Koh Samui, la dernière étape, a été la pause dont ni l'un ni l'autre ne savait qu'on avait besoin après Bangkok et Pattaya. Des journées entières sans plans fixes, allongés sur le sable de Chaweng, des dîners de poisson grillé les pieds encore couverts de sable, et les premières vraies conversations sur ce qui se passerait quand je devrais rentrer au Canada. Ni l'un ni l'autre n'avait de réponse claire, et pour la première fois depuis des années, ça ne m'a pas fait peur.

Voilà donc ma petite histoire de comment j'ai rencontré ma copine. J'y suis retourné quatre fois depuis, comptant les jours avant chaque vol comme un adolescent, achetant des trucs absurdes à l'aéroport à la dernière minute parce qu'ils me semblaient soudain être des cadeaux parfaits, et je prévois d'y retourner une fois de plus, une cinquième, pour la demander en mariage.

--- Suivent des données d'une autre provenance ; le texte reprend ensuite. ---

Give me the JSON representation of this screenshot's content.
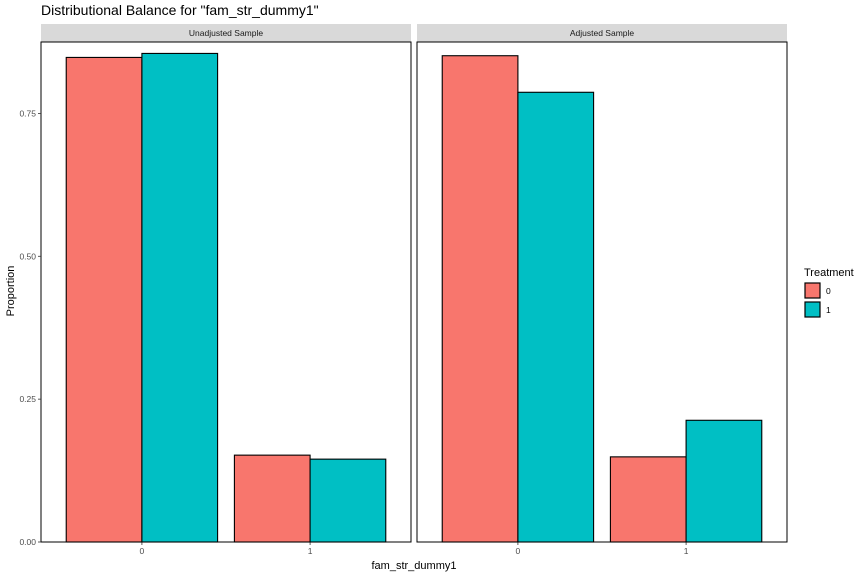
{
  "chart_data": {
    "type": "bar",
    "title": "Distributional Balance for \"fam_str_dummy1\"",
    "xlabel": "fam_str_dummy1",
    "ylabel": "Proportion",
    "ylim": [
      0,
      0.875
    ],
    "y_ticks": [
      0.0,
      0.25,
      0.5,
      0.75
    ],
    "y_tick_labels": [
      "0.00",
      "0.25",
      "0.50",
      "0.75"
    ],
    "categories": [
      "0",
      "1"
    ],
    "legend": {
      "title": "Treatment",
      "position": "right"
    },
    "colors": {
      "0": "#F8766D",
      "1": "#00BFC4"
    },
    "grid": false,
    "panels": [
      {
        "name": "Unadjusted Sample",
        "series": [
          {
            "name": "0",
            "values": [
              0.848,
              0.152
            ]
          },
          {
            "name": "1",
            "values": [
              0.855,
              0.145
            ]
          }
        ]
      },
      {
        "name": "Adjusted Sample",
        "series": [
          {
            "name": "0",
            "values": [
              0.851,
              0.149
            ]
          },
          {
            "name": "1",
            "values": [
              0.787,
              0.213
            ]
          }
        ]
      }
    ]
  }
}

Ça n'a pas été un chemin parfaitement lisse. Nous avons eu nos périodes difficiles, quelques temps séparés où aucun de nous deux ne savait vraiment s'il fallait continuer, des disputes en appel vidéo coupées en pleine phrase à cause d'une mauvaise connexion qui laissaient les choses pires qu'avant de raccrocher. Il y a eu un moment, il y a quelques années, où nous avons failli arrêter complètement de nous parler pendant des semaines, chacun convaincu que l'autre avait abandonné le premier. Mais nous revenons toujours l'un vers l'autre, sans que ni l'un ni l'autre ne le planifie vraiment, comme si la distance elle-même se chargeait de nous rappeler pourquoi ça valait la peine de continuer d'essayer.

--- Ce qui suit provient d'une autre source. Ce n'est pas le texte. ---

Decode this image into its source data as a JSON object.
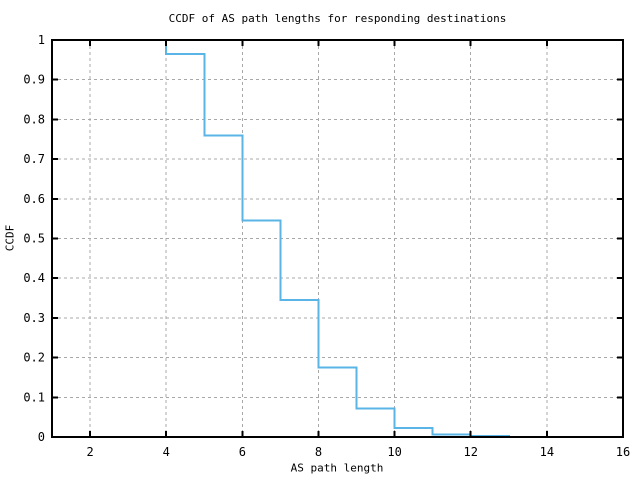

Mes enfants d'un précédent mariage ont mis un moment à s'habituer à l'écart d'âge, et ils en plaisantent encore lors des dîners de famille, même si j'ai remarqué que les blagues sont de moins en moins mordantes et de plus en plus affectueuses envers elle. Mes amis de toujours, ceux avec qui j'ai grandi dans cette ville canadienne où il ne me reste plus rien à découvrir, ont mis plus de temps à comprendre, mais après un appel vidéo de groupe un peu maladroit où elle a insisté pour parler dans son anglais limité plutôt que de me laisser traduire, la plupart ont changé de ton.

C'est sans doute suffisant pour l'instant.

J'espère vraiment ne pas commettre d'erreur en la demandant en mariage. Mais après tout ce qu'on a traversé, après toutes ces fois où on a retrouvé le chemin l'un vers l'autre sans que personne ne nous y oblige, je crois avoir eu largement le temps d'en être sûr.